Nicolas de Staël a ceci de particulier pour moi qu’il provoque immanquablement une profonde émotion renouvelée à chaque toile quel qu’en puisse être le sujet. Les couleurs y sont matière.
De ses désirs successifs et contradictoires , de son retour final à la figuration, on retient surtout l’élan d’un artiste vers une toujours plus grande liberté. L’histoire du peintre s’inscrit dans celle du matériel et de l’immatériel, lequel avait déjà inspiré les impressionnistes en leur temps. Mais dans le dépassement de la transparence comme signe pictural, Nicolas de Staël fait place au foisonnement de la pâte, à la densité de la matière.
La couche devient relief et la couleur, le sujet même de la peinture.
Si la peinture classique utilisait une matière discrète, les objets de la peinture contemporaine répandent « leur substance sous nos yeux » selon les mots du philosophe Maurice Merleau Ponty dans La prose du monde. Nicolas de Staël, quant à lui, livre un combat avec la matière. La pâte rugueuse apparaît comme une réalité presque charnelle, définie par la marque de l’instrument à peindre. Le couteau remplace bientôt le pinceau. La matière ainsi s’alourdit, et les valeurs chromatiques s’intensifient, valeurs envisagées pour elles-mêmes et sans considération mimétique.

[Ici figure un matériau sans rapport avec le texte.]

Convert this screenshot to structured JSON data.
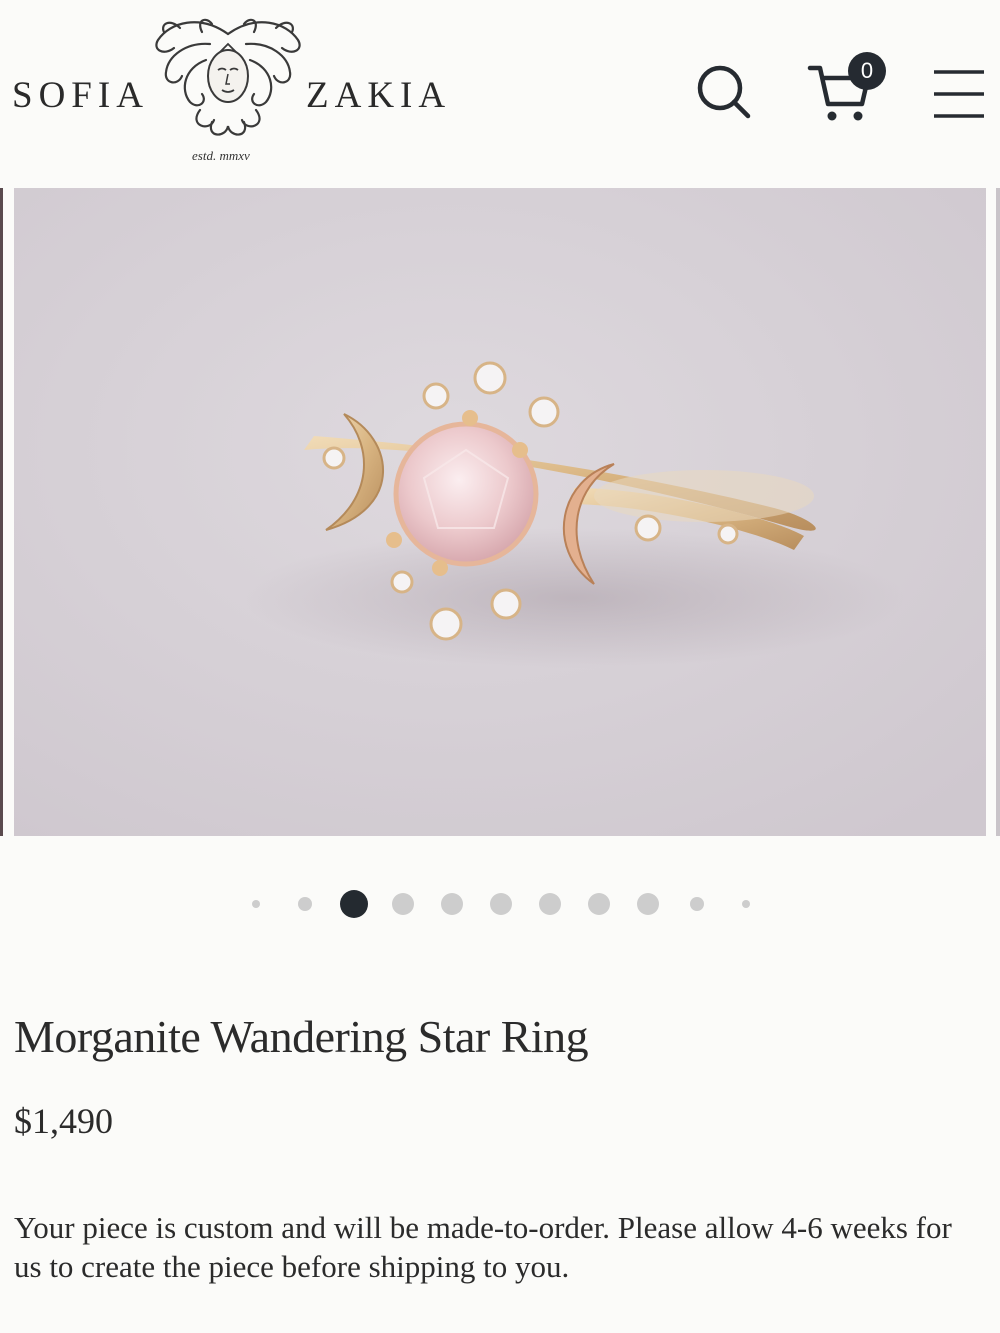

Peindre est un corps à corps avec la toile.
Pour Nicolas de Staël, peindre est une dépense physique, un engagement de tout l’être.

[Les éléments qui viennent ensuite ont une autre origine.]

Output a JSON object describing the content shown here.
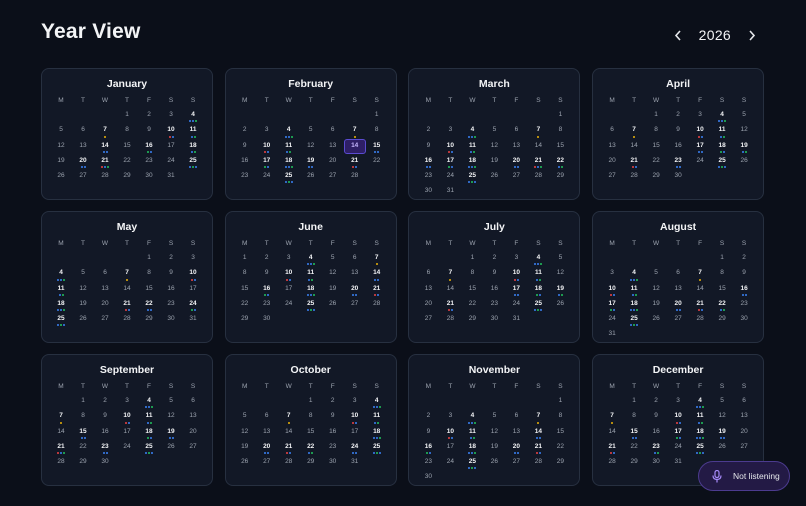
{
  "header": {
    "title": "Year View",
    "year": "2026"
  },
  "weekdays": [
    "M",
    "T",
    "W",
    "T",
    "F",
    "S",
    "S"
  ],
  "colors": {
    "yellow": "#eab308",
    "blue": "#3b82f6",
    "green": "#22c55e",
    "red": "#ef4444",
    "purple": "#8b5cf6"
  },
  "today": {
    "month": 2,
    "day": 14
  },
  "months": [
    {
      "name": "January",
      "offset": 3,
      "days": 31,
      "events": {
        "4": [
          "blue",
          "blue",
          "green"
        ],
        "7": [
          "yellow"
        ],
        "10": [
          "red",
          "blue"
        ],
        "11": [
          "blue",
          "green"
        ],
        "14": [
          "blue",
          "blue"
        ],
        "16": [
          "green",
          "blue"
        ],
        "18": [
          "blue",
          "green"
        ],
        "20": [
          "blue",
          "blue"
        ],
        "21": [
          "red",
          "blue",
          "green"
        ],
        "25": [
          "blue",
          "green",
          "blue"
        ]
      }
    },
    {
      "name": "February",
      "offset": 6,
      "days": 28,
      "events": {
        "4": [
          "blue",
          "blue",
          "green"
        ],
        "7": [
          "yellow"
        ],
        "10": [
          "red",
          "blue"
        ],
        "11": [
          "blue",
          "green"
        ],
        "14": [],
        "15": [
          "blue",
          "blue"
        ],
        "17": [
          "green",
          "blue"
        ],
        "18": [
          "blue",
          "blue",
          "green"
        ],
        "19": [
          "blue",
          "blue"
        ],
        "21": [
          "red",
          "blue"
        ],
        "25": [
          "blue",
          "green",
          "blue"
        ]
      }
    },
    {
      "name": "March",
      "offset": 6,
      "days": 31,
      "events": {
        "4": [
          "blue",
          "blue",
          "green"
        ],
        "7": [
          "yellow"
        ],
        "10": [
          "red",
          "blue"
        ],
        "11": [
          "blue",
          "green"
        ],
        "16": [
          "blue",
          "blue"
        ],
        "17": [
          "green",
          "blue"
        ],
        "18": [
          "blue",
          "blue",
          "green"
        ],
        "20": [
          "blue",
          "blue"
        ],
        "21": [
          "red",
          "blue",
          "green"
        ],
        "22": [
          "blue",
          "green"
        ],
        "25": [
          "blue",
          "green",
          "blue"
        ]
      }
    },
    {
      "name": "April",
      "offset": 2,
      "days": 30,
      "events": {
        "4": [
          "blue",
          "blue",
          "green"
        ],
        "7": [
          "yellow"
        ],
        "10": [
          "red",
          "blue"
        ],
        "11": [
          "blue",
          "green"
        ],
        "17": [
          "blue",
          "blue"
        ],
        "18": [
          "green",
          "blue"
        ],
        "19": [
          "blue",
          "green"
        ],
        "21": [
          "red",
          "blue"
        ],
        "23": [
          "blue",
          "blue"
        ],
        "25": [
          "blue",
          "green",
          "blue"
        ]
      }
    },
    {
      "name": "May",
      "offset": 4,
      "days": 31,
      "events": {
        "4": [
          "blue",
          "blue",
          "green"
        ],
        "7": [
          "yellow"
        ],
        "10": [
          "red",
          "blue"
        ],
        "11": [
          "blue",
          "green"
        ],
        "18": [
          "blue",
          "blue",
          "green"
        ],
        "21": [
          "red",
          "blue"
        ],
        "22": [
          "blue",
          "blue"
        ],
        "24": [
          "green",
          "blue"
        ],
        "25": [
          "blue",
          "green",
          "blue"
        ]
      }
    },
    {
      "name": "June",
      "offset": 0,
      "days": 30,
      "events": {
        "4": [
          "blue",
          "blue",
          "green"
        ],
        "7": [
          "yellow"
        ],
        "10": [
          "red",
          "blue"
        ],
        "11": [
          "blue",
          "green"
        ],
        "14": [
          "blue",
          "blue"
        ],
        "16": [
          "green",
          "blue"
        ],
        "18": [
          "blue",
          "blue",
          "green"
        ],
        "20": [
          "blue",
          "blue"
        ],
        "21": [
          "red",
          "blue"
        ],
        "25": [
          "blue",
          "green",
          "blue"
        ]
      }
    },
    {
      "name": "July",
      "offset": 2,
      "days": 31,
      "events": {
        "4": [
          "blue",
          "blue",
          "green"
        ],
        "7": [
          "yellow"
        ],
        "10": [
          "red",
          "blue"
        ],
        "11": [
          "blue",
          "green"
        ],
        "17": [
          "blue",
          "blue"
        ],
        "18": [
          "green",
          "blue"
        ],
        "19": [
          "blue",
          "green"
        ],
        "21": [
          "red",
          "blue"
        ],
        "25": [
          "blue",
          "green",
          "blue"
        ]
      }
    },
    {
      "name": "August",
      "offset": 5,
      "days": 31,
      "events": {
        "4": [
          "blue",
          "blue",
          "green"
        ],
        "7": [
          "yellow"
        ],
        "10": [
          "red",
          "blue"
        ],
        "11": [
          "blue",
          "green"
        ],
        "16": [
          "blue",
          "blue"
        ],
        "17": [
          "green",
          "blue"
        ],
        "18": [
          "blue",
          "blue",
          "green"
        ],
        "20": [
          "blue",
          "blue"
        ],
        "21": [
          "red",
          "blue"
        ],
        "22": [
          "blue",
          "green"
        ],
        "25": [
          "blue",
          "green",
          "blue"
        ]
      }
    },
    {
      "name": "September",
      "offset": 1,
      "days": 30,
      "events": {
        "4": [
          "blue",
          "blue",
          "green"
        ],
        "7": [
          "yellow"
        ],
        "10": [
          "red",
          "blue"
        ],
        "11": [
          "blue",
          "green"
        ],
        "15": [
          "blue",
          "blue"
        ],
        "18": [
          "green",
          "blue"
        ],
        "19": [
          "blue",
          "blue"
        ],
        "21": [
          "red",
          "blue",
          "green"
        ],
        "23": [
          "blue",
          "blue"
        ],
        "25": [
          "blue",
          "green",
          "blue"
        ]
      }
    },
    {
      "name": "October",
      "offset": 3,
      "days": 31,
      "events": {
        "4": [
          "blue",
          "blue",
          "green"
        ],
        "7": [
          "yellow"
        ],
        "10": [
          "red",
          "blue"
        ],
        "11": [
          "blue",
          "green"
        ],
        "18": [
          "blue",
          "blue",
          "green"
        ],
        "20": [
          "blue",
          "blue"
        ],
        "21": [
          "red",
          "blue"
        ],
        "22": [
          "blue",
          "green"
        ],
        "24": [
          "blue",
          "blue"
        ],
        "25": [
          "blue",
          "green",
          "blue"
        ]
      }
    },
    {
      "name": "November",
      "offset": 6,
      "days": 30,
      "events": {
        "4": [
          "blue",
          "blue",
          "green"
        ],
        "7": [
          "yellow"
        ],
        "10": [
          "red",
          "blue"
        ],
        "11": [
          "blue",
          "green"
        ],
        "14": [
          "blue",
          "blue"
        ],
        "16": [
          "green",
          "blue"
        ],
        "18": [
          "blue",
          "blue",
          "green"
        ],
        "20": [
          "blue",
          "blue"
        ],
        "21": [
          "red",
          "blue"
        ],
        "25": [
          "blue",
          "green",
          "blue"
        ]
      }
    },
    {
      "name": "December",
      "offset": 1,
      "days": 31,
      "events": {
        "4": [
          "blue",
          "blue",
          "green"
        ],
        "7": [
          "yellow"
        ],
        "10": [
          "red",
          "blue"
        ],
        "11": [
          "blue",
          "green"
        ],
        "15": [
          "blue",
          "blue"
        ],
        "17": [
          "green",
          "blue"
        ],
        "18": [
          "blue",
          "blue",
          "green"
        ],
        "19": [
          "blue",
          "blue"
        ],
        "21": [
          "red",
          "blue"
        ],
        "23": [
          "blue",
          "green"
        ],
        "25": [
          "blue",
          "green",
          "blue"
        ]
      }
    }
  ],
  "voice": {
    "label": "Not listening",
    "icon": "microphone-icon"
  }
}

Ce combat qu’il livre avec la toile est rendue perceptible dans les hachures et formes géométriques étroitement imbriquées les unes dans les autres. Sa peinture est chargée d’ardeur, de colère, d’inquiétude aussi alors que le mouvement de la main modèle une impulsion vive du corps vers la toile. C’est une peinture profonde et peut-être un peu sombre mais en aucun cas triste. Les rapports de tons sont savamment étudiés , maîtrisés, de sorte que le tableau révèle une parfaite cohérence.
Un talent de coloriste
Nicolas de Staël fait entrer la couleur avec fracas , avec remous sans initier de transition vers l’objet de sa peinture. La superposition des couleurs ainsi que l’empâtement créent une rythmique, provoquent une distorsion dans la perception . Les couleurs explosent sans que jamais ces dernieres ne se heurtent les unes aux autres. Seul, un état de tension entre plusieurs blocs rend la toile saisissante. Dans Lettre à Pierre Lecuire, le peintre en route vers l’abstraction donne à son art une définition très parlante : » L’espace pictural est un mur, mais tous les oiseaux du monde y volent librement, à toutes profondeurs ». Et c’est bien le sujet de la profondeur qui intéresse ici. La représentation d’un espace organisé fait apparaître sous des couches de couleur-forme, les couleur du fond, dans une suggestion de la profondeur comme ouverte à tous les sens. Le tableau concentre une infinité d’émotions , et donc une impression d’immensité laissée en l’état. Tout peut se concentrer dans la chose a minima. C’est sans doute ce qu’il entend par : « N’évaluez jamais l’espace trop rapidement. Il y a des petites pommes de pin toutes ratatinées dont l’odeur nous donne une telle impression d’immensité, alors qu’on se promène à Fontainebleau en étouffant dans cette forêt exactement comme en mansarde à nains ». Les sens exaltés renvoient pour moi à la fameuse madeleine de Proust ou aux correspondances chères à Baudelaire. Nicolas de Staël entretient un rapport de sculpteur avec la couleur.
» La pâte nous semble le schème du matérialisme vraiment intime où la forme est évincée, effacée, dissoute. La pâte pose donc les problèmes du matérialisme sous des formes élémentaires puisqu’elle débarrasse notre intuition du souci des formes. La pâte donne une expérience première de la matière «
Utilisée en épaisseur, la peinture à l’huile est une matière modelable qui glisse et garde une certaine souplesse. Le peintre peut ainsi entasser des couches opaques ou au contraire les amincir pour les rendre opalescentes et même transparentes.
Il faut noter qu’à partir de 1953, le peintre revient à la fluidité du pinceau, à la dilution de l’huile étalée au coton ou à la gaze et la matière s’amenuise jusqu’à devenir impalpable.
Elle se dissout. L’atmosphère est onirique et les lignes s’estompent dans les profondeurs presque vaporeuses de la toile.
Epiderme et derme mêlés.
La réussite du peintre réside sans doute dans la capacité à nous faire percevoir l’en-deçà de la toile finie dans cette dernière. L’enduit est dense et subtil sur lequel se mêle un écheveau de traits à la couleur subtile.